Your shopping list regularly includes things like liquid starch, margarine (because it's 'healthier' than butter) and something new called Jell-o Instant Pudding, advertised as a "busy-day dessert" in this slightly strange commercial. You probably wear a girdle, make at least some, if not all, of your own clothes and have a short, yet feminine, hair style. And, if you're a housewife, you very likely read McCall's Magazine.
(photo in the public domain, courtesy of shmoop)
Fast forward to 2010...
My mother-in-law found a November 1954 McCall's Magazine at a garage sale. She's leaving it on her coffee table for now and I can't help but flip through the pages in fascination each time I'm there. Things have changed so much since then and yet, in many ways, things are still the same. I was in awe at the number of girdle ads and very thankful that women are no longer expected to wear those restrictive-looking garments. Yet, I know many women now wear Spanx. Are we really so different from our 1950's counterparts?

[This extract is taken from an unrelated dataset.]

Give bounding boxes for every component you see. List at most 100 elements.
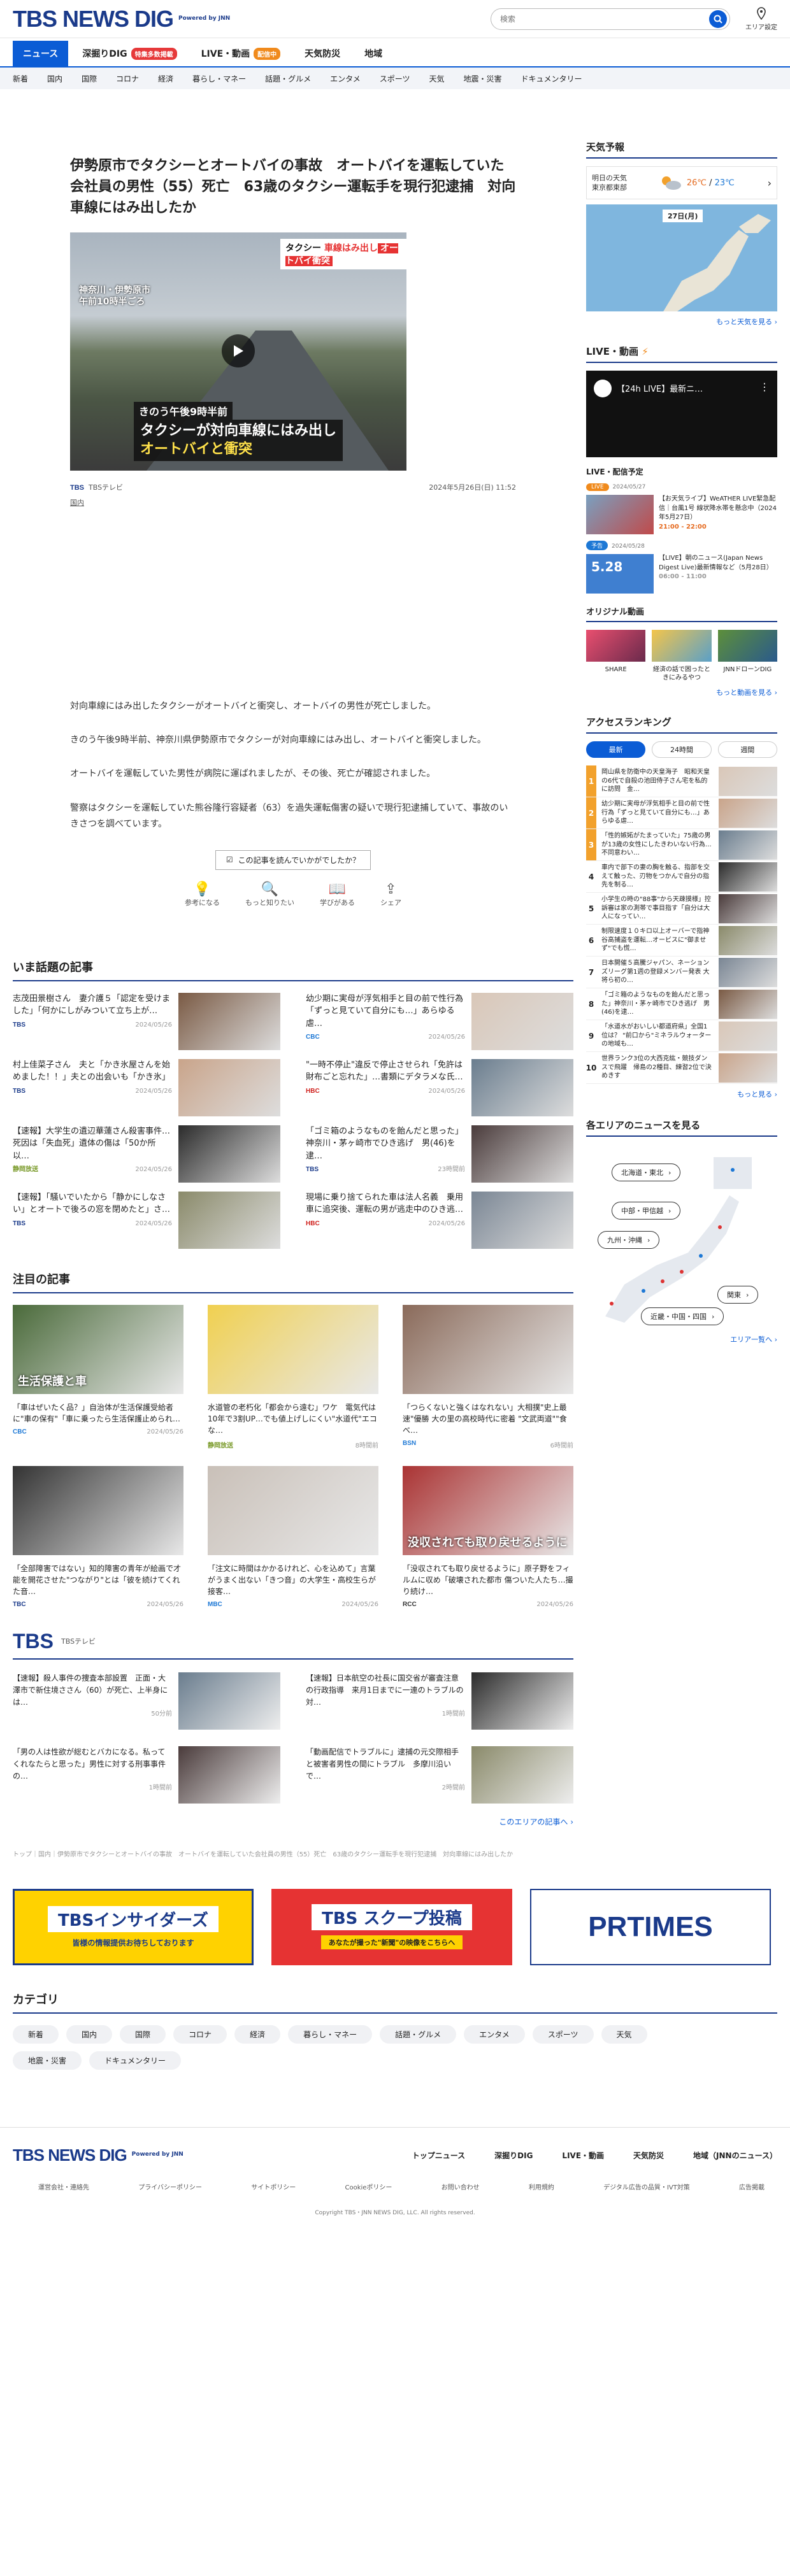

The magazine was filled with some interesting recipes and housekeeping tips that are just as helpful today as they were 56 years ago. There was a whole section devoted to properly carving the Thanksgiving turkey. Who couldn't use that advice today? As a matter of fact, I know this is something that appears in contemporary magazines, morning TV talk shows and all over the web, like in this YouTube video from Cooking.com.

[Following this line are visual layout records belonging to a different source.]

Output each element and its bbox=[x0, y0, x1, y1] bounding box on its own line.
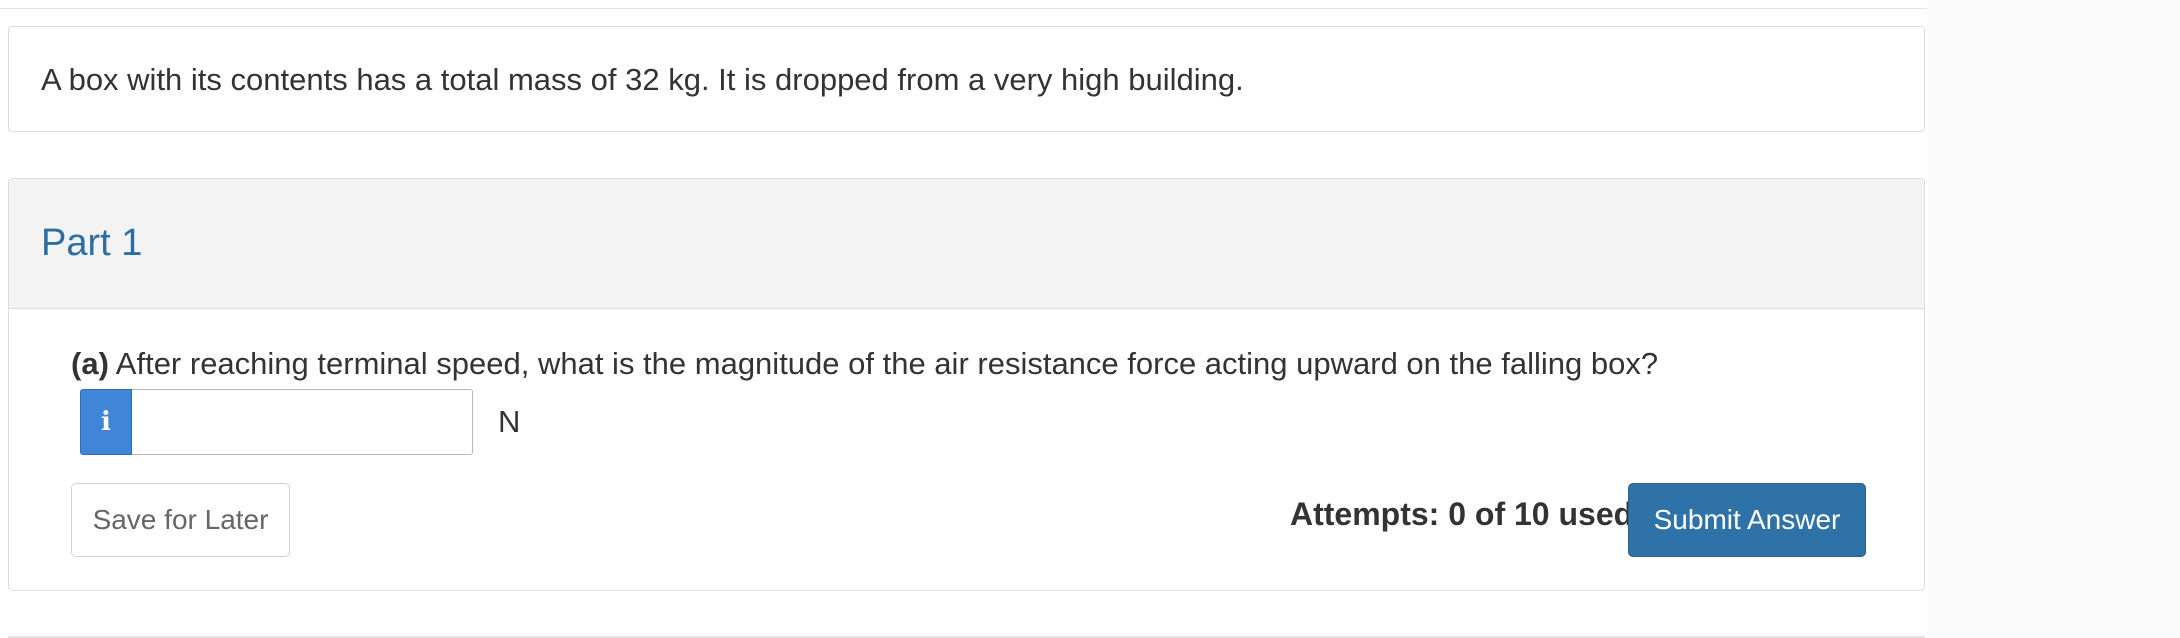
answer-input[interactable] bbox=[132, 389, 473, 455]
page: A box with its contents has a total mass… bbox=[0, 0, 2180, 638]
save-for-later-button[interactable]: Save for Later bbox=[71, 483, 290, 557]
part-header: Part 1 bbox=[9, 179, 1924, 309]
top-divider bbox=[0, 8, 1927, 9]
info-icon[interactable]: i bbox=[80, 389, 132, 455]
submit-answer-button[interactable]: Submit Answer bbox=[1628, 483, 1866, 557]
part-card: Part 1 (a) After reaching terminal speed… bbox=[8, 178, 1925, 591]
problem-stem-text: A box with its contents has a total mass… bbox=[41, 62, 1244, 97]
answer-unit: N bbox=[498, 404, 521, 439]
attempts-counter: Attempts: 0 of 10 used bbox=[1290, 496, 1634, 532]
question-text: (a) After reaching terminal speed, what … bbox=[71, 345, 1658, 382]
right-gutter bbox=[1927, 0, 2180, 638]
part-title: Part 1 bbox=[41, 222, 143, 264]
problem-stem-card: A box with its contents has a total mass… bbox=[8, 26, 1925, 132]
question-body: After reaching terminal speed, what is t… bbox=[108, 346, 1659, 381]
question-label: (a) bbox=[71, 346, 109, 381]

I am thankful that I don't have to regularly starch my clothes, iron pleats and worry about the quality of fabric that I buy to make my clothing, yet I can't help but envy the 1950s woman a bit. She looked so darn glamorous all the time, even when she was cleaning toilets!
Though the pictures portray an era that seemed far more innocent than ours, I can't help but think that these people of yesteryear were hardly innocent. The men had fought in WWII while the women sent their husbands, brothers and sons off to war and kept things humming on the home front just a decade earlier. Not only that, but the fathers and mothers in the 1950s were the ones that grew up during the Great Depression. They were far from naive. They'd seen a lot of the harder parts of life. Maybe that's why they embraced home and hearth as fully as they did once all the dust had settled.
Looking at this vintage magazine is a sweet reminder of how far we've come, but how much we've also lost in our super-technological age. Still, the basic things that makes us all human haven't changed. Families today are interested in doing what's best for their children, cooking what they believe are wholesome foods and living a good life, just like the families of the 1950s.